Un autre exemple d’appauvrissement subi et accepté par les états et leurs consommateurs est l’industrie du Bazin. Selon la Direction Générale des Douanes du Mali, la valeur totale du Bazin importé au Mali en 2014 est estimée à2,4 milliards CFA. Les droits de douane prélevés se chiffrent à 1,070 milliards CFA. En 2015, la valeur du Bazin, entré au Mali, est estimée par les services de douane à 5,6 milliards CFA. Pour un pays producteur de coton, exporté brut et réintroduit par les pays industrialisés, le manque à gagner, on l’imagine, est autrement plus important que les droits de douane. Pire, cette culture de l’importation fragilise l’économie nationale, appauvrit les populations et réduit la capacité de l’État à mobiliser les ressources domestiques, enfermant ainsi le gouvernement dans l’urgence d’une gestion courtermiste et l’obligeant à investir plus dans la sécurité que dans les secteurs sociaux de base propices à l’atteinte des ODD, comme l’accès à l’eau potable, aux services de santé, à l’éducation.

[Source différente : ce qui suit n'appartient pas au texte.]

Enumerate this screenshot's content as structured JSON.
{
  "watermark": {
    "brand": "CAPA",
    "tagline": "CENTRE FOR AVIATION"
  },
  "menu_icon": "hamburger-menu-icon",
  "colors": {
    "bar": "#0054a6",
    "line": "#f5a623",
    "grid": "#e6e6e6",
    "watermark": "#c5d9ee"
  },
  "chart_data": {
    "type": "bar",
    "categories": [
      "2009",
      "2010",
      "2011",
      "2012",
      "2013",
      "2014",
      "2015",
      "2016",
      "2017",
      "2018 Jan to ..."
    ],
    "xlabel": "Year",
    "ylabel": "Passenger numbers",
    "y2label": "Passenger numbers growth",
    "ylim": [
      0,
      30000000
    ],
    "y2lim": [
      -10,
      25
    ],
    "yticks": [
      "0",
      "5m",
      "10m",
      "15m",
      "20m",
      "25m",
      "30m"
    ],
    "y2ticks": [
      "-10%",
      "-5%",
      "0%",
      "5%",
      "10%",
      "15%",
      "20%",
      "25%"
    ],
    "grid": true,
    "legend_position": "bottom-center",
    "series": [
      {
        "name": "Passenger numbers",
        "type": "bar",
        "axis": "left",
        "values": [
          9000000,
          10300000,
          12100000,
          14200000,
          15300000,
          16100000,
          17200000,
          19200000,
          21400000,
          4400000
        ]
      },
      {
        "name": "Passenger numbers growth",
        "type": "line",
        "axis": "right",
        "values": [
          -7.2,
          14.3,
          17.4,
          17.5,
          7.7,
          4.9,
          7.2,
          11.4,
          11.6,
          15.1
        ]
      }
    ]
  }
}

Tout l‘argent que les Africains dépensent dans cette industrie du paraitre échappe au trésor public au profit de firmes australiennes, allemandes et chinoises, alors que dans ces pays, le Bazin est utilisé comme nappe de table ou drap de lit. Et pourtant, la matière première, le coton, vient du Mali, du Burkina, du Bénin etc…Fabriquer du Bazin ne requiert pourtant pas une technologie martienne ou extraterrestre. Comme dans l’exemple du thévert, un État stratège s’appuierait sur le pouvoir de décision de ses consom’acteurs pour sinon favoriser la localisation des industries de fabrication du Bazin dans son pays, du moins orienter les décisions d’achats vers les produits alternatifs, comme les textiles traditionnels produits par l’artisanat local, qui créent de la valeur ajoutée, génèrent de la richesse et contribuent donc à l’atteinte des trois ODD précités.  

De même, rien qu’en Afrique francophone subsaharienne, le marché du cosmétique, avec 335 millions de consommateurs et une classe moyenne croissante, atteindra 9 milliards de dollars en 2025 (La cosmétique : un secteur prospère, Agence Setalma, 2020). Trois pays, le Sénégal, la Côte d’Ivoire et le Cameroun, constituent à eux seuls un marché de près 5 milliards d’euros en 2020 (Africa Business Agency, ABA, 2020). Avec des réseaux de distribution qui se structurent et se digitalisent, ce marché est tiré par des consommatrices africaines qui semblent prises dans l’engrenage d’une quête effrénée de produits de beauté de qualité, suivant un idéal créé et entretenu par les marques internationales qui pénétrèrent de plus en plus l’Afrique, et dont la stratégie marketing s’appuie à la fois sur l’émergence des instituts de beauté aux standards internationaux et sur les influenceuses qui drainent avec elles de millions de « suiveuses » sur les réseaux sociaux.  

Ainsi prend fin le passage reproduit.